Palmetto, is there something in my post that made you think I did not call the GW on them? I'm pretty much on top of the laws and know what the violation are. Though, I do appriciate you pointing them out to me. But fyi, I never have called the warden on anybody. Just if they are that brazen I know a barbed wire fence isn't going to stop them....but like I said they are gone...I still think it is a good bill but probably needs adjusting for the smaller landowner and I would do my duty as a citizen to notify the authorities of any violations. For the smaller land owner, maybe something like only 1 deer taken per 50 acres. I don't agree with the guy who buys a 40 acre plot next to the large chunk of land then shoots every deer he sees. This is alot of the reason people get high fenced. Oh yeah, just rememberd I have called the GW. I was fishing the surf and the clowns next to me had a stringer full of 10" specks. Got out of the water and called Operation Game Thief. Ya know what. They never showed up. and yes I did have the brass in me to tell the guys they were illegal..They said they didn't care and were keeping the fish.....sometimes these so called sportsmen need to check theirselves.


----------



## Sharkhunter (May 22, 2004)

All I have to say is we don't want big goverment controlling our land. Next it will be no rifles because the bullet goes to far or there to loud. We'll all be using shotguns and bows. Best to just let a good thing be, if they shoot across the fence turn them in. It's best for use to govern our selves and not rely on "goverment" to solve all our problems.


----------



## InfamousJ (May 21, 2004)

I do not like fenceline hunters but I hate government telling me what to do.
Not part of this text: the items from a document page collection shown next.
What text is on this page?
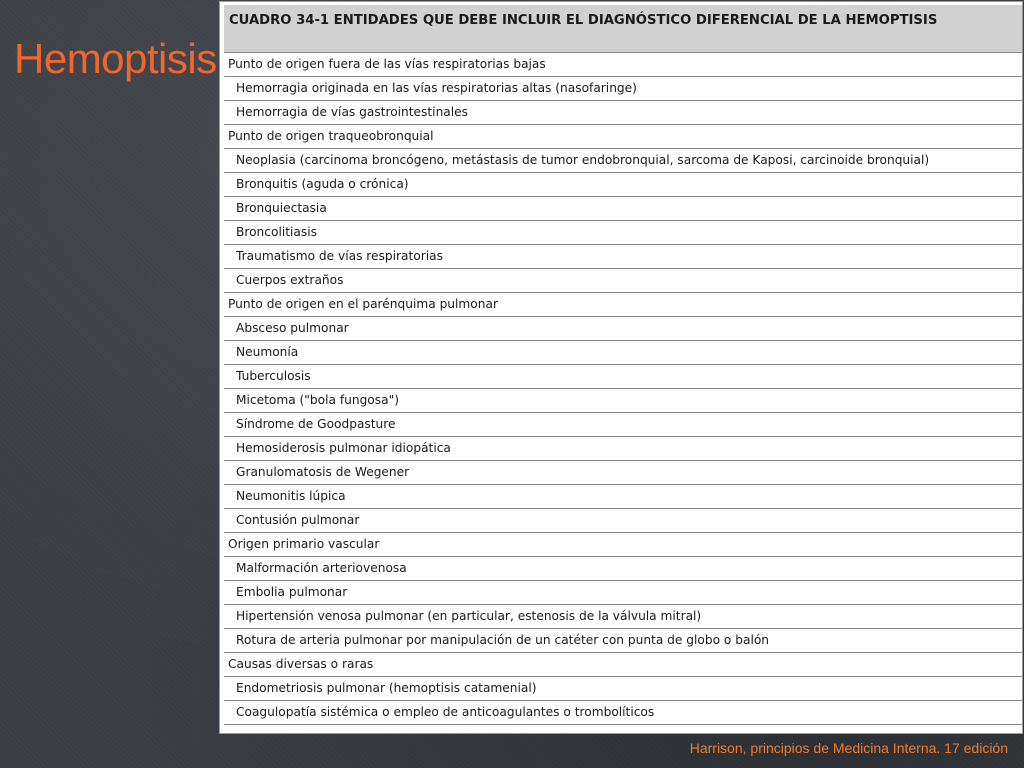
Hemoptisis
CUADRO 34-1 ENTIDADES QUE DEBE INCLUIR EL DIAGNÓSTICO DIFERENCIAL DE LA HEMOPTISIS
Punto de origen fuera de las vías respiratorias bajas
Hemorragia originada en las vías respiratorias altas (nasofaringe)
Hemorragia de vías gastrointestinales
Punto de origen traqueobronquial
Neoplasia (carcinoma broncógeno, metástasis de tumor endobronquial, sarcoma de Kaposi, carcinoide bronquial)
Bronquitis (aguda o crónica)
Bronquiectasia
Broncolitiasis
Traumatismo de vías respiratorias
Cuerpos extraños
Punto de origen en el parénquima pulmonar
Absceso pulmonar
Neumonía
Tuberculosis
Micetoma ("bola fungosa")
Síndrome de Goodpasture
Hemosiderosis pulmonar idiopática
Granulomatosis de Wegener
Neumonitis lúpica
Contusión pulmonar
Origen primario vascular
Malformación arteriovenosa
Embolia pulmonar
Hipertensión venosa pulmonar (en particular, estenosis de la válvula mitral)
Rotura de arteria pulmonar por manipulación de un catéter con punta de globo o balón
Causas diversas o raras
Endometriosis pulmonar (hemoptisis catamenial)
Coagulopatía sistémica o empleo de anticoagulantes o trombolíticos
Harrison, principios de Medicina Interna. 17 edición
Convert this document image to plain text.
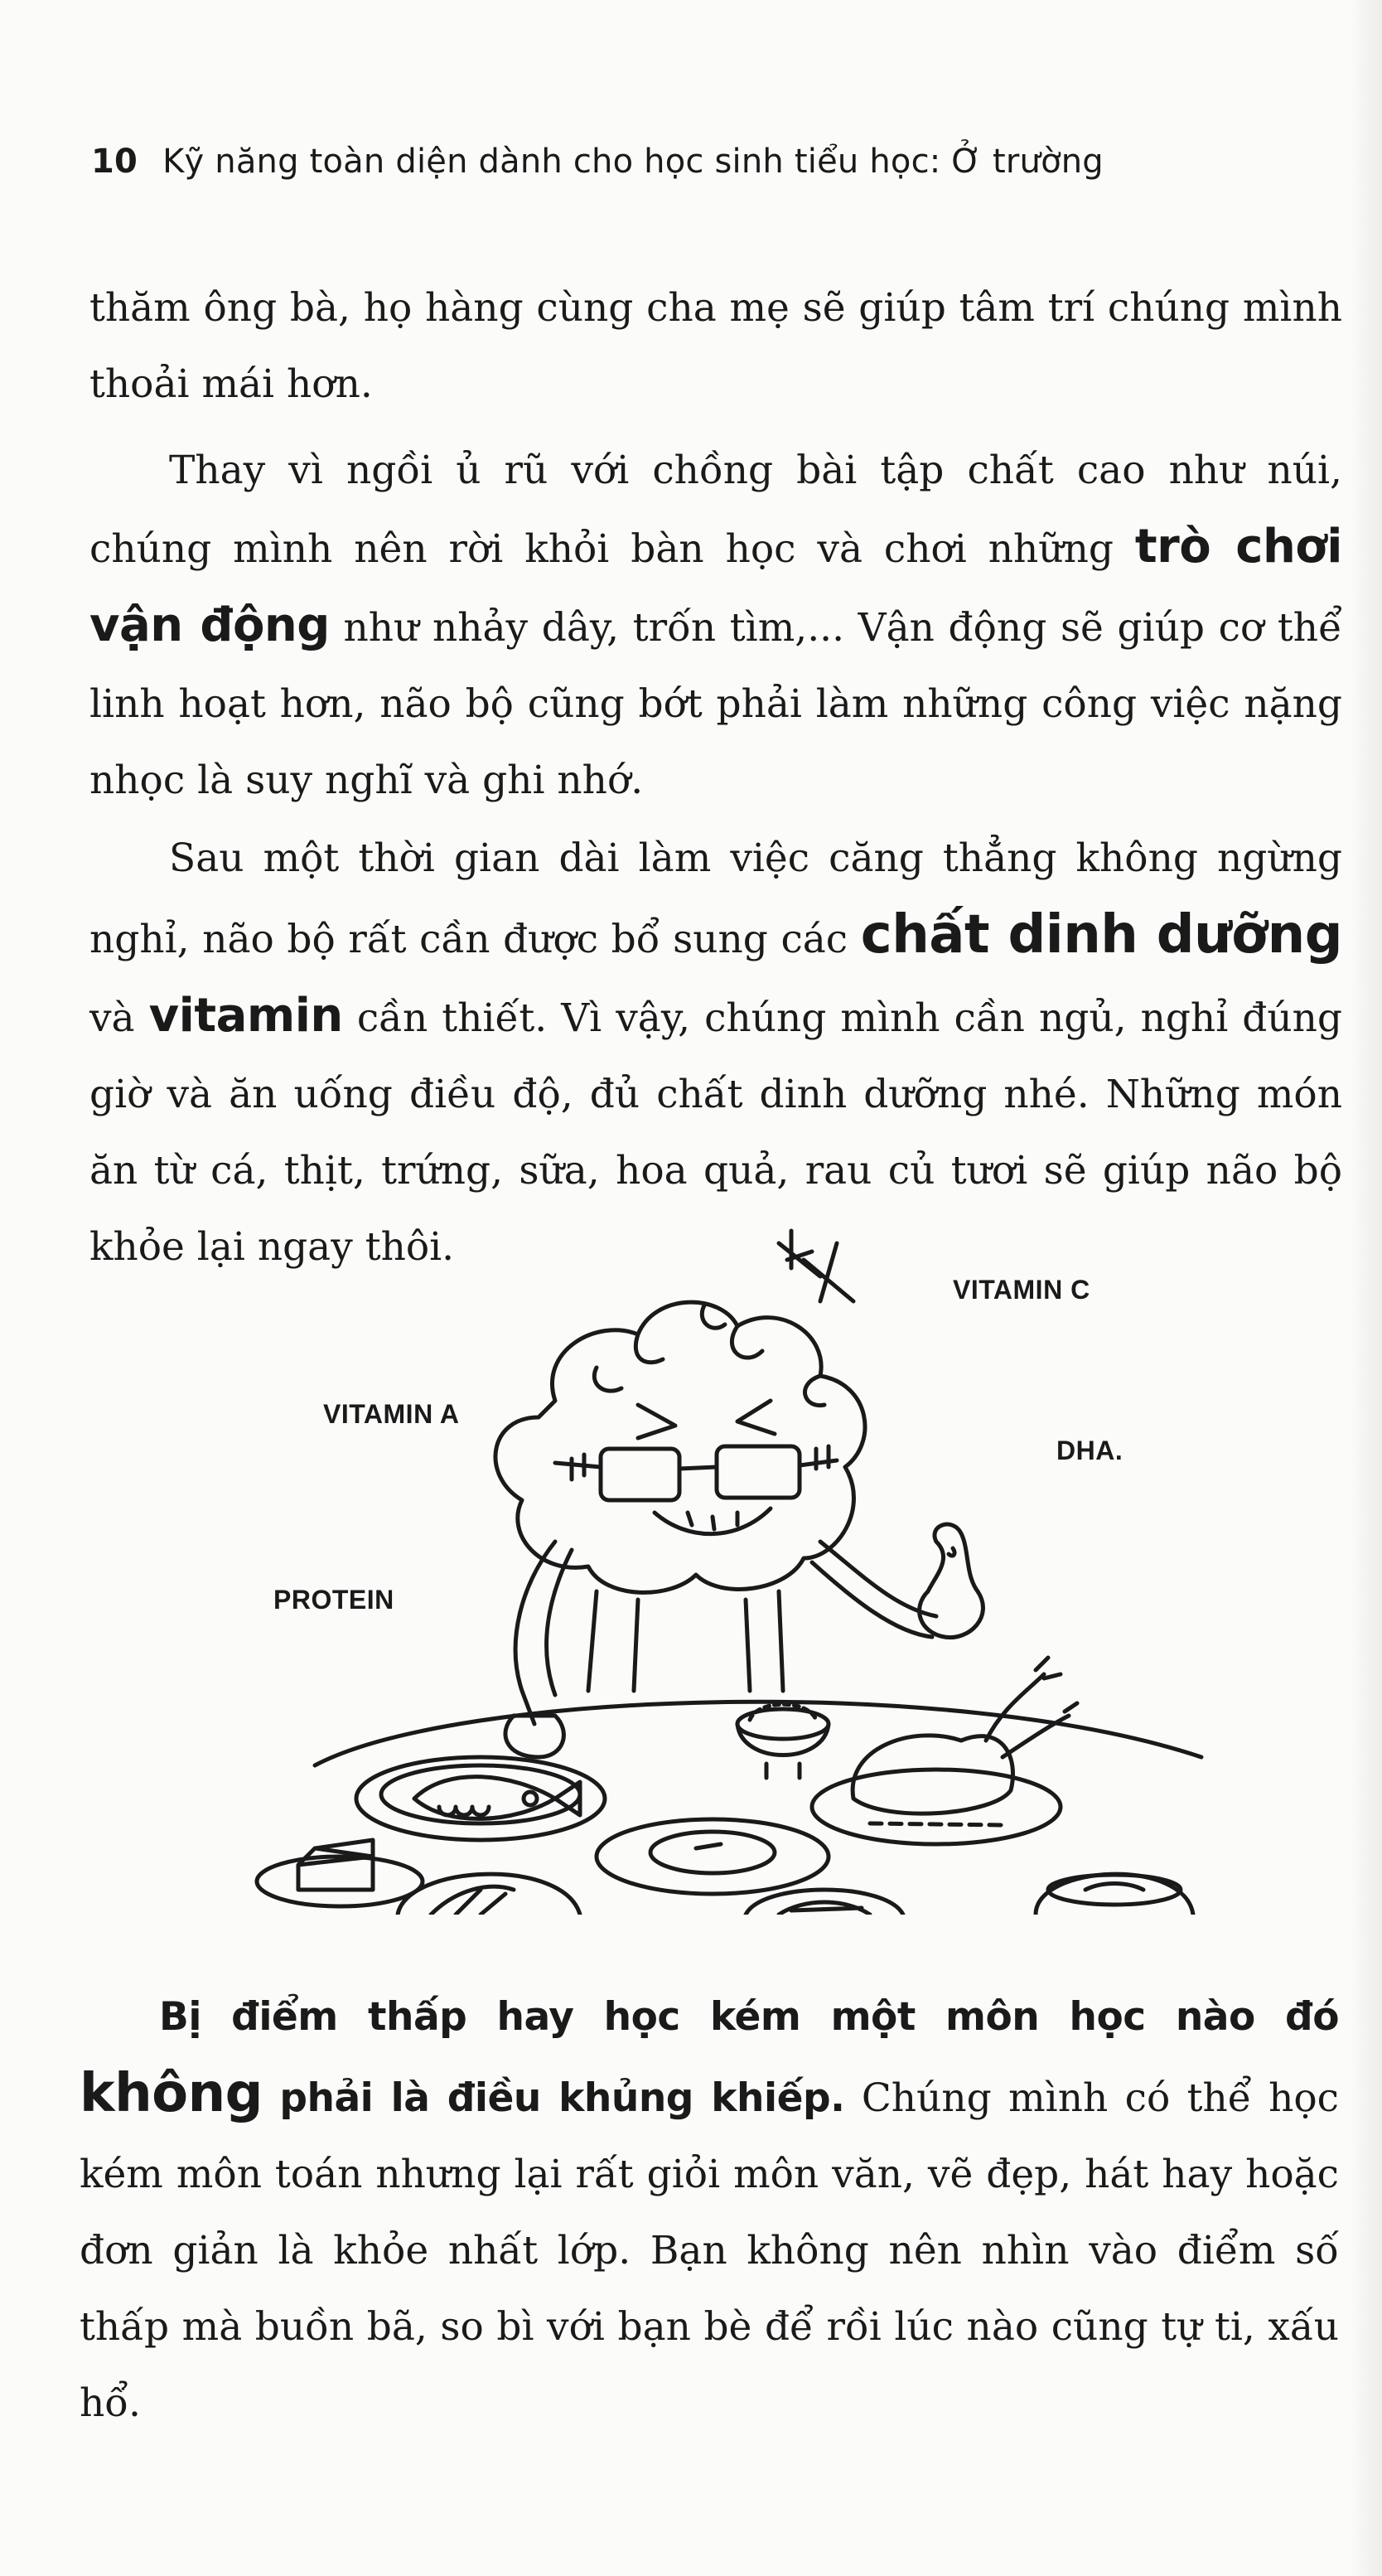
10 Kỹ năng toàn diện dành cho học sinh tiểu học: Ở trường
thăm ông bà, họ hàng cùng cha mẹ sẽ giúp tâm trí chúng mình thoải mái hơn.
Thay vì ngồi ủ rũ với chồng bài tập chất cao như núi, chúng mình nên rời khỏi bàn học và chơi những trò chơi vận động như nhảy dây, trốn tìm,... Vận động sẽ giúp cơ thể linh hoạt hơn, não bộ cũng bớt phải làm những công việc nặng nhọc là suy nghĩ và ghi nhớ.
Sau một thời gian dài làm việc căng thẳng không ngừng nghỉ, não bộ rất cần được bổ sung các chất dinh dưỡng và vitamin cần thiết. Vì vậy, chúng mình cần ngủ, nghỉ đúng giờ và ăn uống điều độ, đủ chất dinh dưỡng nhé. Những món ăn từ cá, thịt, trứng, sữa, hoa quả, rau củ tươi sẽ giúp não bộ khỏe lại ngay thôi.
VITAMIN C
VITAMIN A
DHA.
PROTEIN
Bị điểm thấp hay học kém một môn học nào đó không phải là điều khủng khiếp. Chúng mình có thể học kém môn toán nhưng lại rất giỏi môn văn, vẽ đẹp, hát hay hoặc đơn giản là khỏe nhất lớp. Bạn không nên nhìn vào điểm số thấp mà buồn bã, so bì với bạn bè để rồi lúc nào cũng tự ti, xấu hổ.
Someone needs to flush this bill down the toilet.


----------



## pkfav (Jun 8, 2004)

*pkfav*



Sharkhunter said:


> All I have to say is we don't want big goverment controlling our land. Next it will be no rifles because the bullet goes to far or there to loud. We'll all be using shotguns and bows. Best to just let a good thing be, if they shoot across the fence turn them in. It's best for use to govern our selves and not rely on "goverment" to solve all our problems.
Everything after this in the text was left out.